°°°°
Di lorong sekolah Malun berjalan lesuh, tatapan matanya kosong mengarah kedepan. Orang nyapa dicuekkan. Dipikirannya hanya Rain, Rain dan Rain. Duduk dipojokan bangku, menyandarkan bahunya ke tembok, menarik napas panjang-panjang. Di dadanya seperti menyangkut kecemasan yang membuat dirinya begitu muram. Tiga Minggu, Rain tak ada kabar sama sekali, bertanya-tanya kepada teman dekatnya jawabanya sama; TIDAK TAHU.
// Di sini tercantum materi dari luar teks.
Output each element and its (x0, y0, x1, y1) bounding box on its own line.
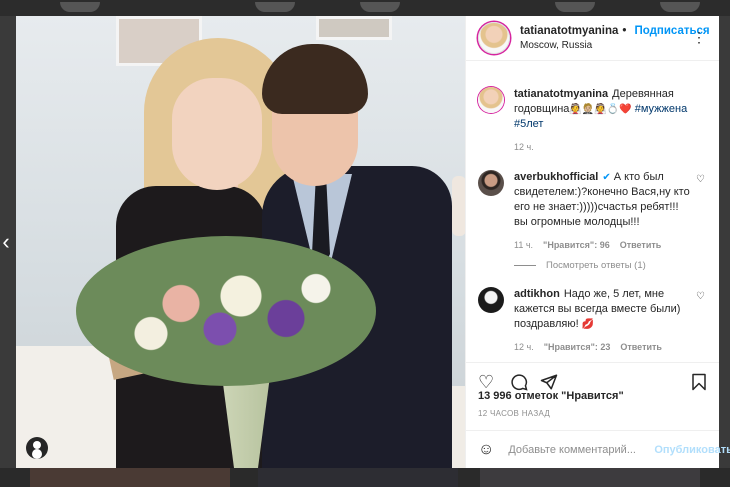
username-link[interactable]: tatianatotmyanina (520, 25, 618, 37)
bookmark-icon[interactable] (691, 373, 707, 394)
caption: tatianatotmyanina Деревянная годовщина👰🤵🏼… (466, 71, 719, 152)
likes-count[interactable]: 13 996 отметок "Нравится" (478, 390, 624, 402)
previous-post-arrow-icon[interactable]: ‹ (0, 231, 12, 253)
background-thumb (480, 468, 700, 487)
background-feed-bottom (0, 468, 730, 487)
header-line: tatianatotmyanina • Подписаться (520, 25, 710, 37)
photo-frame (316, 16, 392, 40)
comment-like-heart-icon[interactable]: ♡ (696, 174, 705, 185)
caption-text: tatianatotmyanina Деревянная годовщина👰🤵🏼… (514, 87, 691, 132)
publish-button[interactable]: Опубликовать (654, 444, 730, 456)
post-header: tatianatotmyanina • Подписаться Moscow, … (466, 16, 719, 61)
dot-separator: • (622, 25, 627, 37)
heart-icon[interactable]: ♡ (478, 373, 494, 391)
avatar[interactable] (478, 22, 510, 54)
comment-item: adtikhon Надо же, 5 лет, мне кажется вы в… (466, 287, 719, 352)
comment-time[interactable]: 11 ч. (514, 240, 533, 250)
emoji-smile-icon[interactable]: ☺ (478, 441, 494, 459)
background-thumb (660, 2, 700, 12)
comment-text: adtikhon Надо же, 5 лет, мне кажется вы в… (514, 287, 691, 332)
comment-username[interactable]: averbukhofficial (514, 171, 598, 183)
verified-badge-icon: ✔ (602, 172, 611, 183)
comment-item: averbukhofficial ✔ А кто был свидетелем:)?… (466, 170, 719, 250)
avatar[interactable] (478, 87, 504, 113)
comment-meta: 11 ч. "Нравится": 96 Ответить (514, 240, 691, 250)
more-options-icon[interactable]: ⋮ (692, 29, 707, 46)
comment-likes[interactable]: "Нравится": 96 (543, 240, 610, 250)
add-comment-bar: ☺ Опубликовать (466, 430, 730, 469)
comments-list[interactable]: tatianatotmyanina Деревянная годовщина👰🤵🏼… (466, 71, 719, 361)
avatar[interactable] (478, 287, 504, 313)
view-replies-label: Посмотреть ответы (1) (546, 260, 646, 271)
comment-emoji: 💋 (581, 319, 595, 330)
post-photo[interactable] (16, 16, 465, 468)
location-link[interactable]: Moscow, Russia (520, 40, 710, 51)
caption-meta: 12 ч. (514, 142, 691, 152)
reply-button[interactable]: Ответить (620, 342, 662, 352)
background-thumb (60, 2, 100, 12)
tagged-user-icon[interactable] (26, 437, 48, 459)
caption-time[interactable]: 12 ч. (514, 142, 534, 152)
comment-time[interactable]: 12 ч. (514, 342, 534, 352)
avatar[interactable] (478, 170, 504, 196)
background-thumb (258, 468, 458, 487)
caption-username[interactable]: tatianatotmyanina (514, 88, 608, 100)
background-thumb (555, 2, 595, 12)
comment-like-heart-icon[interactable]: ♡ (696, 291, 705, 302)
header-text: tatianatotmyanina • Подписаться Moscow, … (520, 25, 710, 51)
comment-meta: 12 ч. "Нравится": 23 Ответить (514, 342, 691, 352)
post-side-panel: tatianatotmyanina • Подписаться Moscow, … (465, 16, 730, 469)
background-thumb (30, 468, 230, 487)
background-feed-top (0, 0, 730, 16)
photo-door-handle (452, 176, 465, 236)
comment-text: averbukhofficial ✔ А кто был свидетелем:)?… (514, 170, 691, 230)
post-time[interactable]: 12 ЧАСОВ НАЗАД (478, 409, 550, 418)
caption-emojis: 👰🤵🏼👰💍❤️ (569, 104, 632, 115)
woman-face (172, 78, 262, 190)
background-thumb (255, 2, 295, 12)
comment-username[interactable]: adtikhon (514, 288, 560, 300)
comment-input[interactable] (506, 443, 651, 457)
background-thumb (360, 2, 400, 12)
replies-line (514, 265, 536, 266)
bouquet (76, 236, 376, 386)
view-replies-button[interactable]: Посмотреть ответы (1) (514, 260, 719, 271)
comment-likes[interactable]: "Нравится": 23 (544, 342, 611, 352)
reply-button[interactable]: Ответить (620, 240, 662, 250)
post-modal: tatianatotmyanina • Подписаться Moscow, … (16, 16, 730, 469)
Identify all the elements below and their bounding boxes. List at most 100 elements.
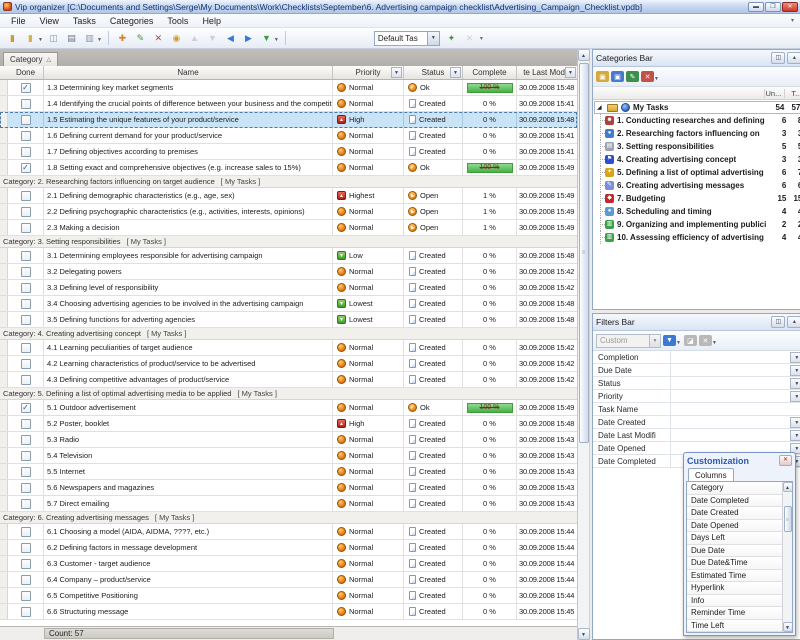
column-header-complete[interactable]: Complete bbox=[463, 66, 517, 79]
filter-row[interactable]: Status ▼ bbox=[593, 377, 800, 390]
combobox-dropdown-icon[interactable]: ▼ bbox=[427, 32, 439, 45]
done-checkbox[interactable] bbox=[21, 283, 31, 293]
filter-row[interactable]: Completion ▼ bbox=[593, 351, 800, 364]
dropdown-arrow-icon[interactable]: ▼ bbox=[274, 37, 279, 43]
date-filter-icon[interactable]: ▼ bbox=[565, 67, 576, 78]
menu-item[interactable]: Categories bbox=[103, 16, 161, 26]
table-row[interactable]: 6.1 Choosing a model (AIDA, AIDMA, ????,… bbox=[0, 524, 577, 540]
table-row[interactable]: 4.1 Learning peculiarities of target aud… bbox=[0, 340, 577, 356]
table-row[interactable]: 3.4 Choosing advertising agencies to be … bbox=[0, 296, 577, 312]
table-row[interactable]: ✓ 5.1 Outdoor advertisement Normal Ok 10… bbox=[0, 400, 577, 416]
table-row[interactable]: 6.2 Defining factors in message developm… bbox=[0, 540, 577, 556]
tree-item-category[interactable]: ✎ 6. Creating advertising messages 6 6 bbox=[593, 179, 800, 192]
column-list-item[interactable]: Info bbox=[687, 595, 782, 608]
table-row[interactable]: 1.5 Estimating the unique features of yo… bbox=[0, 112, 577, 128]
scroll-down-icon[interactable]: ▼ bbox=[578, 628, 590, 640]
filter-dropdown-icon[interactable]: ▼ bbox=[790, 352, 800, 363]
column-header-uncompleted[interactable]: Un... bbox=[764, 89, 784, 98]
done-checkbox[interactable] bbox=[21, 419, 31, 429]
scrollbar-thumb[interactable]: ≡ bbox=[784, 506, 792, 532]
menu-item[interactable]: View bbox=[33, 16, 66, 26]
done-checkbox[interactable] bbox=[21, 559, 31, 569]
column-list-item[interactable]: Days Left bbox=[687, 532, 782, 545]
done-checkbox[interactable] bbox=[21, 607, 31, 617]
table-row[interactable]: Category: 5. Defining a list of optimal … bbox=[0, 388, 577, 400]
tree-item-category[interactable]: ● 2. Researching factors influencing on … bbox=[593, 127, 800, 140]
table-row[interactable]: 5.7 Direct emailing Normal Created 0 % 3… bbox=[0, 496, 577, 512]
toolbar-button[interactable]: ✚ bbox=[114, 30, 131, 46]
column-header-name[interactable]: Name bbox=[44, 66, 333, 79]
filter-row[interactable]: Date Created ▼ bbox=[593, 416, 800, 429]
done-checkbox[interactable] bbox=[21, 267, 31, 277]
column-list-item[interactable]: Reminder Time bbox=[687, 607, 782, 620]
filter-dropdown-icon[interactable]: ▼ bbox=[790, 417, 800, 428]
grid-vertical-scrollbar[interactable]: ▲ ≡ ▼ bbox=[578, 49, 590, 640]
table-row[interactable]: 3.3 Defining level of responsibility Nor… bbox=[0, 280, 577, 296]
column-header-priority[interactable]: Priority▼ bbox=[333, 66, 404, 79]
table-row[interactable]: 3.2 Delegating powers Normal Created 0 %… bbox=[0, 264, 577, 280]
done-checkbox[interactable] bbox=[21, 99, 31, 109]
menu-item[interactable]: Tasks bbox=[66, 16, 103, 26]
table-row[interactable]: 5.4 Television Normal Created 0 % 30.09.… bbox=[0, 448, 577, 464]
column-header-status[interactable]: Status▼ bbox=[404, 66, 463, 79]
tree-item-category[interactable]: ✦ 5. Defining a list of optimal advertis… bbox=[593, 166, 800, 179]
table-row[interactable]: 1.4 Identifying the crucial points of di… bbox=[0, 96, 577, 112]
tree-item-category[interactable]: ▥ 9. Organizing and implementing publici… bbox=[593, 218, 800, 231]
column-list-item[interactable]: Date Completed bbox=[687, 495, 782, 508]
done-checkbox[interactable] bbox=[21, 499, 31, 509]
filter-dropdown-icon[interactable]: ▼ bbox=[790, 391, 800, 402]
column-list-item[interactable]: Due Date bbox=[687, 545, 782, 558]
column-list-item[interactable]: Estimated Time bbox=[687, 570, 782, 583]
minimize-button[interactable]: ▬ bbox=[748, 2, 764, 12]
done-checkbox[interactable] bbox=[21, 435, 31, 445]
toolbar-overflow-icon[interactable]: ▼ bbox=[712, 340, 717, 346]
tree-item-category[interactable]: ▤ 3. Setting responsibilities 5 5 bbox=[593, 140, 800, 153]
table-row[interactable]: ✓ 1.3 Determining key market segments No… bbox=[0, 80, 577, 96]
done-checkbox[interactable]: ✓ bbox=[21, 83, 31, 93]
group-by-category-tab[interactable]: Category △ bbox=[3, 52, 58, 66]
menu-item[interactable]: Tools bbox=[160, 16, 195, 26]
expander-icon[interactable]: ◢ bbox=[597, 104, 604, 111]
toolbar-button[interactable]: ✦ bbox=[443, 30, 460, 46]
toolbar-button[interactable]: ✕ bbox=[150, 30, 167, 46]
customization-titlebar[interactable]: Customization ✕ bbox=[684, 453, 795, 468]
table-row[interactable]: 6.3 Customer - target audience Normal Cr… bbox=[0, 556, 577, 572]
table-row[interactable]: 3.5 Defining functions for adverting age… bbox=[0, 312, 577, 328]
menu-item[interactable]: Help bbox=[195, 16, 228, 26]
table-row[interactable]: ✓ 1.8 Setting exact and comprehensive ob… bbox=[0, 160, 577, 176]
done-checkbox[interactable] bbox=[21, 483, 31, 493]
toolbar-button[interactable]: ✎ bbox=[132, 30, 149, 46]
table-row[interactable]: 5.2 Poster, booklet High Created 0 % 30.… bbox=[0, 416, 577, 432]
tree-item-category[interactable]: ☻ 1. Conducting researches and defining … bbox=[593, 114, 800, 127]
status-filter-icon[interactable]: ▼ bbox=[450, 67, 461, 78]
toolbar-button[interactable]: ▶ bbox=[240, 30, 257, 46]
tree-item-my-tasks[interactable]: ◢ My Tasks 54 57 bbox=[594, 101, 800, 114]
done-checkbox[interactable] bbox=[21, 527, 31, 537]
table-row[interactable]: 4.2 Learning characteristics of product/… bbox=[0, 356, 577, 372]
table-row[interactable]: 6.6 Structuring message Normal Created 0… bbox=[0, 604, 577, 620]
pin-panel-icon[interactable]: ◫ bbox=[771, 52, 785, 64]
combobox-dropdown-icon[interactable]: ▼ bbox=[649, 335, 660, 347]
toolbar-button[interactable]: ▲ bbox=[186, 30, 203, 46]
table-row[interactable]: Category: 6. Creating advertising messag… bbox=[0, 512, 577, 524]
toolbar-button[interactable]: ◀ bbox=[222, 30, 239, 46]
done-checkbox[interactable] bbox=[21, 147, 31, 157]
close-icon[interactable]: ✕ bbox=[779, 455, 792, 466]
toolbar-button[interactable]: ▮ bbox=[4, 30, 21, 46]
table-row[interactable]: 2.2 Defining psychographic characteristi… bbox=[0, 204, 577, 220]
restore-button[interactable]: ❐ bbox=[765, 2, 781, 12]
column-list-item[interactable]: Time Left bbox=[687, 620, 782, 633]
tree-item-category[interactable]: ◆ 7. Budgeting 15 15 bbox=[593, 192, 800, 205]
done-checkbox[interactable] bbox=[21, 451, 31, 461]
dropdown-arrow-icon[interactable]: ▼ bbox=[676, 340, 681, 346]
done-checkbox[interactable] bbox=[21, 575, 31, 585]
table-row[interactable]: 1.6 Defining current demand for your pro… bbox=[0, 128, 577, 144]
table-row[interactable]: 6.4 Company – product/service Normal Cre… bbox=[0, 572, 577, 588]
scroll-down-icon[interactable]: ▼ bbox=[783, 622, 793, 632]
column-header-done[interactable]: Done bbox=[8, 66, 44, 79]
table-row[interactable]: 2.3 Making a decision Normal Open 1 % 30… bbox=[0, 220, 577, 236]
collapse-panel-icon[interactable]: ▴ bbox=[787, 52, 800, 64]
done-checkbox[interactable] bbox=[21, 375, 31, 385]
filter-row[interactable]: Due Date ▼ bbox=[593, 364, 800, 377]
done-checkbox[interactable] bbox=[21, 467, 31, 477]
“Rain kamu kemana? Please jangan membuat cemas, Rain.”
Istirahat tiba, Malun tetap duduk di bangkunya, bermain handphone. Diajak kawaannya ke kantin menolak, biasanya dia paling girang ketika bel istirahat, alasannya karena bisa ngobrol bersama Rain di kantin, semeja dengannya. Farah sedari tadi memperhatikan saudaranya. Terus-menerus pikiran dia bakal kacau balau, menghampiri Malun. Farah membawa sandwich dalam kotak makannya. Duduk di sebelahnya, membukanya langsung setelah dia melahap setengah sandwich. Menawari kepada Malun.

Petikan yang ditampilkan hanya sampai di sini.